With the tax season fully on we have asked our own Irfanali Moledina, the Managing Partner of RMI Professional Corporation, to share some tips on how to save money on taxes in Canada in this short video.
If you prefer reading, follow the transcription below the video. Enjoy!
Most commonly missed personal tax deductions
Good morning everyone. It’s Irfanali Moledina from RMI Professional Corporation, here today to talk about some common missed personal tax deductions. This video is being recorded in March and we all know our personal tax deadline here in Canada is the end of April, so now it’s best time ever to talk about personal taxes.
Today, I just want to mention a few ones as you’re preparing your own taxes or have a professional who’s actually preparing your returns. It’s very important to know and make sure that these deductions are being picked up on yearly basis. Sometimes, they can save you hundreds if not thousands of dollars every year, which obviously over time can add up very quickly.
Medical Expenses Tax deduction
The first most common mistake I see on personal returns is the missing on medical expenses. In Canada we’re allowed to claim our medical expenses such as dental. A lot of people have a Blue Cross, let’s say, and the premiums that they are paying, those are deductible. Also chiropractic, in some provinces you can even claim massage. The key with this is that about 3% of your income is something that can be claimed. Make sure you’re reporting all your medical expenses and maximizing this, especially within families.
If you have kids, any doctors or prescriptions or things like that, anything that you end up paying for you can actually claim. A portion of that is your write off.
union and professional dues
The next most common mistake that I see is union and professional dues. Sometimes what will happen is if you’re part of unions or even if you’re a professional, you have to pay for regulated licensing or even courses that you’re mandated to take. All of that is actually a tax deduction for you as well.
So, it’s very important to keep those receipts. Make sure they’re being submitted on an annual basis and make sure you’re maximizing your deductions.
Another big common one is if you’re moving for work. If you move closer than forty kilometers to be closer to work, deductions for moving can actually be deducted on your personal returns as well. This can include obviously the moving trucks that you’re hiring, but it can include storage as well.
It can even include the commissions on selling your primary residence if you have to pay real estate commissions, and we all know that can add up to be quite a bit.
So anytime you’re moving for work as long as you’re moving at least forty kilometers, you can actually claim a lot of these deductions.
student loans and childcare expenses
I have a couple more for you. Quick one – student loan interest, if you still have any student loans outstanding, that’s a tax deduction as well, and it gets missed quite often.
Childcare expenses – anybody with children, if you have them in a daycare or Montessori or even babysitting, all of that can be a deduction. It’s very important that you’re documenting the information for the childcare facility. If you have a babysitter, you need their name and social insurance number. If it’s a facility then you need their company name as well as their business number or GST number, if they’re registered. This way you can report that and get a deduction for the
childcare claim on that side.
And the last big one – sometimes many people have what’s called employment expenses. This year – in 2021 for 2020 taxes we’re obviously dealing with the Covid pandemic and many people are working from home so that counts as a part of your employment expenses.
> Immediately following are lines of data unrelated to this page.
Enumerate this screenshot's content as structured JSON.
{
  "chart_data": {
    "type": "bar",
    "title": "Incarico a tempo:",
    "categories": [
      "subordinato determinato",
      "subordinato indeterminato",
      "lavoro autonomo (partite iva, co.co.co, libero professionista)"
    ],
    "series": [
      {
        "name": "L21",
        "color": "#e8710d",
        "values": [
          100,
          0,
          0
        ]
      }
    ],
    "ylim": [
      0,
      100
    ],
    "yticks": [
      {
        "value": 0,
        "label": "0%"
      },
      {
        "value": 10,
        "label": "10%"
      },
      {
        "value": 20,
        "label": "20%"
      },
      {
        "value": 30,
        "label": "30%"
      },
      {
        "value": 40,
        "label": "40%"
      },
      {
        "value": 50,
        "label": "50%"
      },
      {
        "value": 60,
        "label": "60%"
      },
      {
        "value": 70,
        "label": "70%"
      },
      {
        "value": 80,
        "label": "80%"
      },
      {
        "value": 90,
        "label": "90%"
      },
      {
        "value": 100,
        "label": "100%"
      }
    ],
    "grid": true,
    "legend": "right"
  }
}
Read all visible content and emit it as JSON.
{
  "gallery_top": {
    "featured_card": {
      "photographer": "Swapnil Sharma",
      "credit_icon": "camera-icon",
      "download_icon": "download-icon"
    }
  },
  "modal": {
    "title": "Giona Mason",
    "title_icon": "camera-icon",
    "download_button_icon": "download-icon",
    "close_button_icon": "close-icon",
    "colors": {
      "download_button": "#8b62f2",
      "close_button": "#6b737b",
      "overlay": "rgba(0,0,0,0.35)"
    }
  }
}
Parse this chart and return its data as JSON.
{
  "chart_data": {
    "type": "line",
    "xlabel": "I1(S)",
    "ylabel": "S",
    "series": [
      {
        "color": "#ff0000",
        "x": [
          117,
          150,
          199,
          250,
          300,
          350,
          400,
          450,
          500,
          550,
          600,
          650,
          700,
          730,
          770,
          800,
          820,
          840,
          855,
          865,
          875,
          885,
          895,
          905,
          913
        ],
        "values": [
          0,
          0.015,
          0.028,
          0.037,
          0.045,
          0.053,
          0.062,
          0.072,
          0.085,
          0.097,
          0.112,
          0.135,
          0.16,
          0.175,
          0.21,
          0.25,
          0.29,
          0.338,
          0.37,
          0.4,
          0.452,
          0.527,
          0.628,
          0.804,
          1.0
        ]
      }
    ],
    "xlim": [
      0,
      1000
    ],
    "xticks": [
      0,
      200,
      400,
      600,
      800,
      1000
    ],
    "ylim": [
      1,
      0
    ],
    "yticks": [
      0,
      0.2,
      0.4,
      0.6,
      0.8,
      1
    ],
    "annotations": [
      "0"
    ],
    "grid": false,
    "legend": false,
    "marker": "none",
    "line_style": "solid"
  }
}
Working from home you can write off a portion of your home expenses. The government has a new deduction this year. It’s a tax credit of $2 a day for every day that you worked at home. You can either go that route or you can go with the traditional claim where you can write off a portion of all your expenses be it rent or your insurance, property taxes, utilities and and write off a portion of all those expenses against your income and this goes beyond just home expenses.
Sometime employment expenses can also include a vehicle if you’re required to drive for work.
If you’re required to buy supplies, especially teachers can get a special teacher credit if they’re buying supplies for their students. So there’s many different deductions on that and you want to make sure you’re capitalizing and maximizing on those for sure.